Le dirigeant ukrainien a ajouté que la Russie cherchait à détruire la chaîne de production de ces missiles, et que les attaques russes avaient contraint l’Ukraine à « attendre longtemps avant de pouvoir rénover » ses installations.
Selon Volodymyr Zelensky, la production de missiles devrait être augmentée, en fonction des financements disponibles et de la disponibilité de certains composants. « Selon les quantités dont nous disposerons, nous mènerons davantage de frappes réussies », a-t-il affirmé.
Le point sur la situation, mercredi 25 février à 14 heures
- Sept morts dans l’attaque de drones ukrainiens contre une usine chimique dans la région de Smolensk. Une trentaine de drones ukrainiens ont touché l’usine chimique PJSC Dorogobouj.
- L’Ukraine transmet à la Cour pénale internationale des documents sur les attaques russes contre ses infrastructures énergétiques a annoncé le procureur général d’Ukraine, Ruslan Kravchenko.

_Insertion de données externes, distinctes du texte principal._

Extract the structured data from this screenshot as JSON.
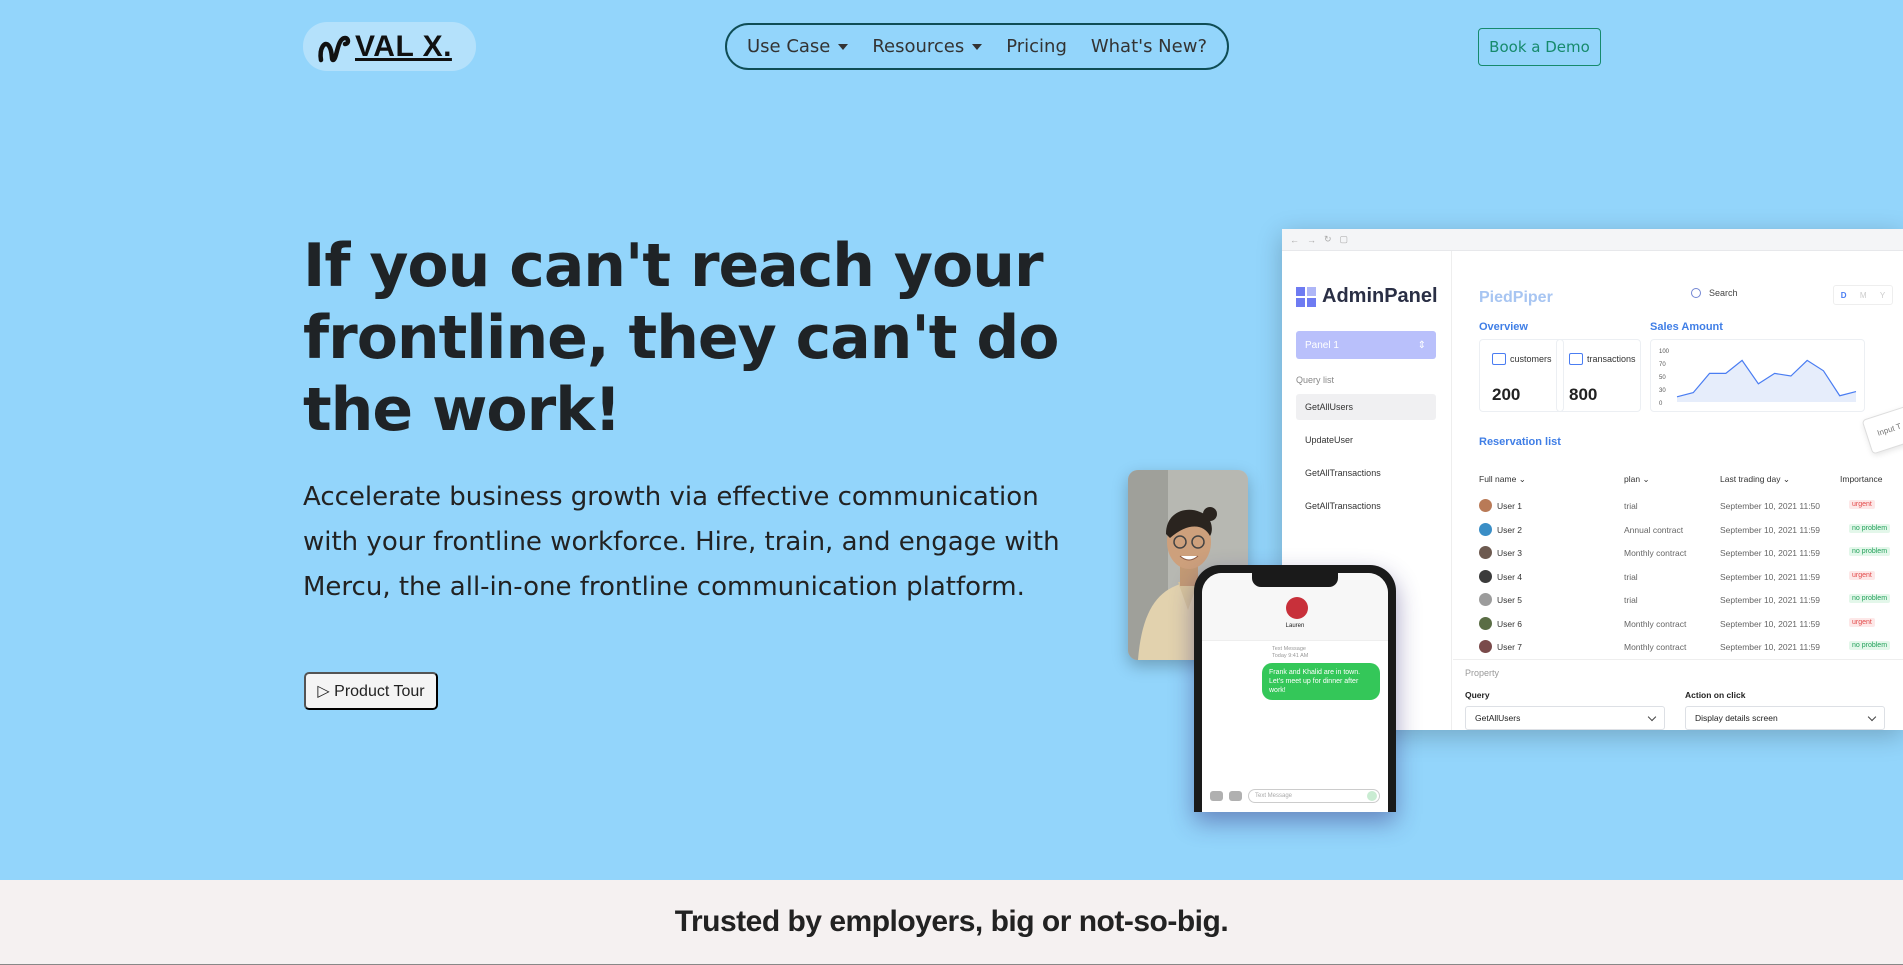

- La réunion ukraino-américaine de jeudi portera sur l’économie et la reconstruction, annonce Volodymyr Zelensky. Le négociateur ukrainien Rustem Umerov rencontrera les émissaires américains Steve Witkoff et Jared Kushner.

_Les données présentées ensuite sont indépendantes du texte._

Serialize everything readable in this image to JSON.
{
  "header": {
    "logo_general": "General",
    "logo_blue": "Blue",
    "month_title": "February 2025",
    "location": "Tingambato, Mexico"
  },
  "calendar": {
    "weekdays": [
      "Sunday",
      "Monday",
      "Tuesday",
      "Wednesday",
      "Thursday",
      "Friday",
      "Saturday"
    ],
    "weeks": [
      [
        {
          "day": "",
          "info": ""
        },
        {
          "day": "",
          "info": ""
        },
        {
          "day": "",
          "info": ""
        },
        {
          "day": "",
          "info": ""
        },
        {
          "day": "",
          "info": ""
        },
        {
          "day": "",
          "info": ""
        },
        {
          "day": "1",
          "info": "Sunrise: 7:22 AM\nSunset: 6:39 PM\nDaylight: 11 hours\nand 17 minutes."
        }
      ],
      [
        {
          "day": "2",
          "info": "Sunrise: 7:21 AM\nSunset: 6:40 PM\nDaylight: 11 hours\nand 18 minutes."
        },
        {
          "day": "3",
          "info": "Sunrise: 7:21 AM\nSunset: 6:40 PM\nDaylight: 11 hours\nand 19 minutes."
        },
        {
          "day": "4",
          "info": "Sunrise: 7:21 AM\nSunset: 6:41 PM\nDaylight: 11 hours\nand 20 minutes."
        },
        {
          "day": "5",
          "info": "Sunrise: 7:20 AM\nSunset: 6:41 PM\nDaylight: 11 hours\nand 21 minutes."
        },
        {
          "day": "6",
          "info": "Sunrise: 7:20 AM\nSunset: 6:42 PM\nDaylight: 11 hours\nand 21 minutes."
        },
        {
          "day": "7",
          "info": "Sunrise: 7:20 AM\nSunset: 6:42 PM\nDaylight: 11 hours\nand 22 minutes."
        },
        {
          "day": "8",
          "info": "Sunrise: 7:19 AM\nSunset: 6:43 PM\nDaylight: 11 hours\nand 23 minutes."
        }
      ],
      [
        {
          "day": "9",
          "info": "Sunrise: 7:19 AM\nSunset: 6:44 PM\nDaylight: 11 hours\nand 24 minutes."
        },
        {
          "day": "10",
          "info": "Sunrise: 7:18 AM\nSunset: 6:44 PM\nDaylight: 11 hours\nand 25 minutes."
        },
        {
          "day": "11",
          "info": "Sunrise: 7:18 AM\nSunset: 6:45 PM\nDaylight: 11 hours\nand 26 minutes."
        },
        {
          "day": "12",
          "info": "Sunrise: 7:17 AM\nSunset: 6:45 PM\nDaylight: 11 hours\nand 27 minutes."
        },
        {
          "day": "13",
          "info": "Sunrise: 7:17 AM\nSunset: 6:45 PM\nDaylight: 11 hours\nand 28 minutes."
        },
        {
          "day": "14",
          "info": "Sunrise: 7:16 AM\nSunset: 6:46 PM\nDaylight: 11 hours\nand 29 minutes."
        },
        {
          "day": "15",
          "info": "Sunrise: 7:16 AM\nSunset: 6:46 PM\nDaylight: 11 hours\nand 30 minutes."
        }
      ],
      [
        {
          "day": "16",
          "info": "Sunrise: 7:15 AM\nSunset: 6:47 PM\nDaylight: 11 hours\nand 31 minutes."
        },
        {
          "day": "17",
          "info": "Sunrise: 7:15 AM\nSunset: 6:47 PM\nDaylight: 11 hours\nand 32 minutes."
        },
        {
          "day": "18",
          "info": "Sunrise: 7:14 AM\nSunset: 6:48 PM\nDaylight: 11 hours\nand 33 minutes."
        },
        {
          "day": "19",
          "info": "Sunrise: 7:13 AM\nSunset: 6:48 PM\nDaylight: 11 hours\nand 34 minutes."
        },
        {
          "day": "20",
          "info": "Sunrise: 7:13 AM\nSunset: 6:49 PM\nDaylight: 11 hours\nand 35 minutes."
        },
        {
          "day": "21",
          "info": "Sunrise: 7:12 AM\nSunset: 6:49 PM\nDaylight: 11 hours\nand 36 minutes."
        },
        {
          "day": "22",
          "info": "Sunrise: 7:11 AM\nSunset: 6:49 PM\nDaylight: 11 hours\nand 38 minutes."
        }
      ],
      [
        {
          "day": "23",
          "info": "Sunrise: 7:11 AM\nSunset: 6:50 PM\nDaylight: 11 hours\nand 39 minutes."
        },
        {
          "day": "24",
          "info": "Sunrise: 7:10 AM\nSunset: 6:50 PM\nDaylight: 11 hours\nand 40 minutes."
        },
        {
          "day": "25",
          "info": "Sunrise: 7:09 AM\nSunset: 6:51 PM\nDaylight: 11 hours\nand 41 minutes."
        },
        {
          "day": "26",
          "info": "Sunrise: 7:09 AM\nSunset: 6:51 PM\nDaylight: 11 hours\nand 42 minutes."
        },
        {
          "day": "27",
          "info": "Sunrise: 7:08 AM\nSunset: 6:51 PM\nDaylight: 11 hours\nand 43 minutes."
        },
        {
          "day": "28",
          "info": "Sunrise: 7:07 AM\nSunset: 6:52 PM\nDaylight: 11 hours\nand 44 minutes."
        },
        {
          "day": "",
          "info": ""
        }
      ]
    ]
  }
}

- Lors de son discours sur l’état de l’Union, Donald Trump évoque à peine la guerre en Ukraine. « Nous travaillons très dur pour mettre fin à la neuvième guerre, aux tueries et au carnage entre la Russie et l’Ukraine, où 25 000 soldats meurent chaque mois. Pensez-y, 25 000 soldats meurent par mois. Une guerre qui ne serait jamais arrivée si j’avais été président, elle ne serait jamais arrivée », a déclaré M. Trump.
- Washington met en garde Kiev après une attaque contre le port pétrolier russe de Novorossiïsk, évoquant des intérêts économiques américains.

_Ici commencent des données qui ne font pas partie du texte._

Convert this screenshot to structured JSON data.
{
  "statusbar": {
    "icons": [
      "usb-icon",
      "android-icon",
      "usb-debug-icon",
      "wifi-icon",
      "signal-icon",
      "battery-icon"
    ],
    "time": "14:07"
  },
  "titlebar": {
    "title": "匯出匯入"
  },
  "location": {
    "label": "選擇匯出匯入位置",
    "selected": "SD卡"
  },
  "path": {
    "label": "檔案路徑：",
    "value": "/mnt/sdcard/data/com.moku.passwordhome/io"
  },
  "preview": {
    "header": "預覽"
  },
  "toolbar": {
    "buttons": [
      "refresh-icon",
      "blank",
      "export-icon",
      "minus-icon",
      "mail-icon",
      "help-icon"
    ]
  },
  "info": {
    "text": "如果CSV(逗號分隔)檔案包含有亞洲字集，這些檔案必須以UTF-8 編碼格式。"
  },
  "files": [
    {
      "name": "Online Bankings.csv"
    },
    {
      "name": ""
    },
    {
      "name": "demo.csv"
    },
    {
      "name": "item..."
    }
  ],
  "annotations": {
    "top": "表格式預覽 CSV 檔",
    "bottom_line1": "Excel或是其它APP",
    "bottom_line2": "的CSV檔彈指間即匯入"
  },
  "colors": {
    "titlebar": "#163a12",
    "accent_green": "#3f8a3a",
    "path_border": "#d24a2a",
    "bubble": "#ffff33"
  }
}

- Le ministre des affaires étrangères ghanéen demande à Kiev la libération de deux prisonniers de guerre ghanéens. L’Ukraine autorisera des diplomates ghanéens à rendre visite à ces ressortissants, a annoncé le ministre des affaires étrangères ukrainien.
- Macron prononcera un discours très attendu lundi sur la dissuasion nucléaire française en Europe. Il prononcera lundi un discours très attendu sur la contribution de la dissuasion nucléaire française à la sécurité du continent européen face aux bouleversements géopolitiques mondiaux, a annoncé l’Elysée, mercredi.
Macron prononcera un discours très attendu lundi sur la dissuasion nucléaire française en Europe
Alors que la guerre en Ukraine bouleverse les équilibres, Emmanuel Macron s’apprête à redéfinir la place de la France dans la sécurité nucléaire européenne, sous le regard attentif de ses partenaires.
Il prononcera lundi un discours très attendu sur la contribution de la dissuasion nucléaire française à la sécurité du continent européen face aux bouleversements géopolitiques mondiaux, a annoncé l’Elysée, mercredi.
Le président de la République prendra la parole dans le cadre très solennel de l’Ile longue, à Brest, où sont stationnés les quatre sous-marins nucléaires lanceurs d’engins assurant la composante océanique de la dissuasion nucléaire française, au côté des forces aériennes stratégiques.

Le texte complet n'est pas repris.